Olivia Schuman is cross appointed as Assistant Professor in the Department of Philosophy and Clinical Ethicist at Norton Healthcare. She specializes in bioethics, particularly reproductive ethics and clinical ethics. Among other things, she teaches classes in the MA in Health Care Ethics.
She completed a fellowship at Baylor College of Medicine where she served as a clinical ethicist and researcher at Houston Methodist Hospital during the COVID-19 pandemic. She enjoys mentoring students by providing them opportunities to shadow her clinical ethics work in the hospital.
Her recent publications in clinical ethics include a discussion on unilateral withdrawal of life-sustaining technologies against patient wishes; the ethics of allocating scarce resources based on covid-19 vaccination status; and tools for mitigating the risk of manipulation during video-calls between medical teams and patients’ families.
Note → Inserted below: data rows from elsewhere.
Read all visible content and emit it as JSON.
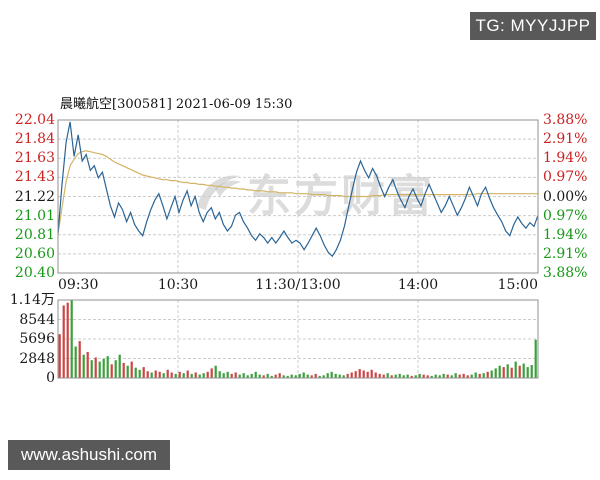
{
  "header": {
    "tg_badge": "TG: MYYJJPP"
  },
  "footer": {
    "site_badge": "www.ashushi.com"
  },
  "chart": {
    "title": "晨曦航空[300581] 2021-06-09 15:30",
    "stock_name": "晨曦航空",
    "stock_code": "300581",
    "datetime": "2021-06-09 15:30",
    "watermark": "东方财富"
  },
  "colors": {
    "up_red": "#cc2222",
    "down_green": "#189818",
    "neutral_black": "#1a1a1a",
    "price_line": "#2a6496",
    "avg_line": "#d2b464",
    "vol_up": "#cc4444",
    "vol_down": "#3aa03a",
    "grid": "#cccccc",
    "border": "#909090",
    "badge_bg": "#595959"
  },
  "chart_data": {
    "type": "line",
    "title": "晨曦航空[300581] 2021-06-09 15:30",
    "prev_close": 21.22,
    "ylim": [
      20.4,
      22.04
    ],
    "price_axis_labels": [
      "22.04",
      "21.84",
      "21.63",
      "21.43",
      "21.22",
      "21.01",
      "20.81",
      "20.60",
      "20.40"
    ],
    "percent_axis_labels": [
      "3.88%",
      "2.91%",
      "1.94%",
      "0.97%",
      "0.00%",
      "0.97%",
      "1.94%",
      "2.91%",
      "3.88%"
    ],
    "time_axis_labels": [
      "09:30",
      "10:30",
      "11:30/13:00",
      "14:00",
      "15:00"
    ],
    "series": [
      {
        "name": "price",
        "values": [
          20.82,
          21.35,
          21.8,
          22.02,
          21.65,
          21.88,
          21.6,
          21.67,
          21.5,
          21.55,
          21.42,
          21.48,
          21.3,
          21.12,
          21.0,
          21.15,
          21.08,
          20.95,
          21.05,
          20.92,
          20.85,
          20.8,
          20.95,
          21.08,
          21.18,
          21.25,
          21.12,
          20.98,
          21.1,
          21.22,
          21.05,
          21.18,
          21.28,
          21.12,
          21.22,
          21.05,
          20.95,
          21.05,
          21.1,
          20.98,
          21.05,
          20.92,
          20.85,
          20.9,
          21.02,
          21.05,
          20.95,
          20.88,
          20.8,
          20.75,
          20.82,
          20.78,
          20.72,
          20.78,
          20.72,
          20.78,
          20.85,
          20.78,
          20.72,
          20.75,
          20.72,
          20.65,
          20.72,
          20.8,
          20.88,
          20.8,
          20.7,
          20.62,
          20.58,
          20.65,
          20.75,
          20.9,
          21.1,
          21.3,
          21.48,
          21.6,
          21.5,
          21.42,
          21.52,
          21.44,
          21.32,
          21.22,
          21.32,
          21.4,
          21.28,
          21.18,
          21.1,
          21.22,
          21.3,
          21.2,
          21.12,
          21.25,
          21.35,
          21.25,
          21.15,
          21.05,
          21.12,
          21.22,
          21.12,
          21.02,
          21.1,
          21.2,
          21.32,
          21.22,
          21.12,
          21.25,
          21.32,
          21.2,
          21.1,
          21.02,
          20.95,
          20.85,
          20.8,
          20.92,
          21.0,
          20.93,
          20.88,
          20.94,
          20.9,
          21.02
        ]
      },
      {
        "name": "avg_price",
        "values": [
          20.82,
          21.1,
          21.38,
          21.55,
          21.62,
          21.68,
          21.7,
          21.71,
          21.7,
          21.69,
          21.68,
          21.67,
          21.65,
          21.62,
          21.59,
          21.57,
          21.55,
          21.53,
          21.51,
          21.49,
          21.47,
          21.45,
          21.44,
          21.43,
          21.42,
          21.41,
          21.4,
          21.4,
          21.39,
          21.39,
          21.38,
          21.37,
          21.37,
          21.36,
          21.36,
          21.35,
          21.35,
          21.34,
          21.34,
          21.33,
          21.33,
          21.32,
          21.32,
          21.31,
          21.31,
          21.3,
          21.3,
          21.29,
          21.29,
          21.28,
          21.28,
          21.28,
          21.27,
          21.27,
          21.27,
          21.26,
          21.26,
          21.26,
          21.26,
          21.25,
          21.25,
          21.25,
          21.25,
          21.24,
          21.24,
          21.24,
          21.24,
          21.23,
          21.23,
          21.23,
          21.23,
          21.22,
          21.22,
          21.22,
          21.22,
          21.22,
          21.22,
          21.22,
          21.23,
          21.23,
          21.23,
          21.24,
          21.24,
          21.24,
          21.24,
          21.24,
          21.24,
          21.24,
          21.24,
          21.24,
          21.24,
          21.24,
          21.24,
          21.24,
          21.24,
          21.24,
          21.24,
          21.24,
          21.24,
          21.24,
          21.24,
          21.24,
          21.24,
          21.24,
          21.25,
          21.25,
          21.25,
          21.25,
          21.25,
          21.25,
          21.25,
          21.25,
          21.25,
          21.25,
          21.25,
          21.25,
          21.25,
          21.25,
          21.25,
          21.25
        ]
      }
    ],
    "volume": {
      "axis_labels": [
        "1.14万",
        "8544",
        "5696",
        "2848",
        "0"
      ],
      "ymax": 11400,
      "values": [
        6400,
        10600,
        11000,
        11400,
        4600,
        5400,
        3400,
        3800,
        2600,
        3000,
        2400,
        2800,
        3200,
        2000,
        2600,
        3400,
        2200,
        1800,
        2400,
        1500,
        1200,
        1600,
        1000,
        800,
        1100,
        900,
        700,
        1200,
        800,
        600,
        900,
        700,
        1100,
        600,
        800,
        500,
        700,
        900,
        1400,
        1800,
        1000,
        700,
        900,
        600,
        800,
        500,
        700,
        400,
        600,
        900,
        500,
        400,
        600,
        300,
        500,
        700,
        400,
        300,
        500,
        400,
        600,
        800,
        500,
        400,
        600,
        300,
        400,
        700,
        900,
        600,
        500,
        400,
        600,
        800,
        1000,
        1300,
        1100,
        900,
        1200,
        800,
        600,
        500,
        700,
        400,
        500,
        600,
        400,
        500,
        300,
        400,
        600,
        500,
        400,
        300,
        500,
        400,
        600,
        500,
        400,
        700,
        500,
        600,
        400,
        500,
        800,
        600,
        700,
        900,
        1100,
        1400,
        1800,
        1600,
        2000,
        1500,
        2400,
        1800,
        2100,
        1600,
        1900,
        5600
      ],
      "colors": "rrrggrgrgrgggrggrgrggrrgrrgrrgrgrgrggrrggggrrgggggg rggrrgggggggrrgggggggrrrrrrrrrrgrggggrggrrggggrggrrrggrgrgggrgrgrggggr"
    }
  }
}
In reproductive ethics, she considers the normative value of genetic ties in constructing personal and family identities. She has recently published a discussion on the role of human dignity in anonymous sperm donation, and has a forthcoming publication on whether gamete donation policies that are grounded in bionormative values can be legitimate.
Her work has been published in well-known scholarly journals including Bioethics, American Journal of Bioethics, The American Journal of Human Genetics, Journal of Medical Ethics and she has been interviewed several times for the Medical Ethics Advisor. Her favorite publication, however, is still her first one— a discussion on providing an ethical response to staff concerns of paranormal activity in the hospital, published in the Canadian Journal of Bioethics.
One of the projects she is currently working on analyzes the experiences of users of genetic-ancestry databases who uncover unexpected genetic ties. In clinical ethics, she is developing a paper on the performative and symbolic aspects of medicine.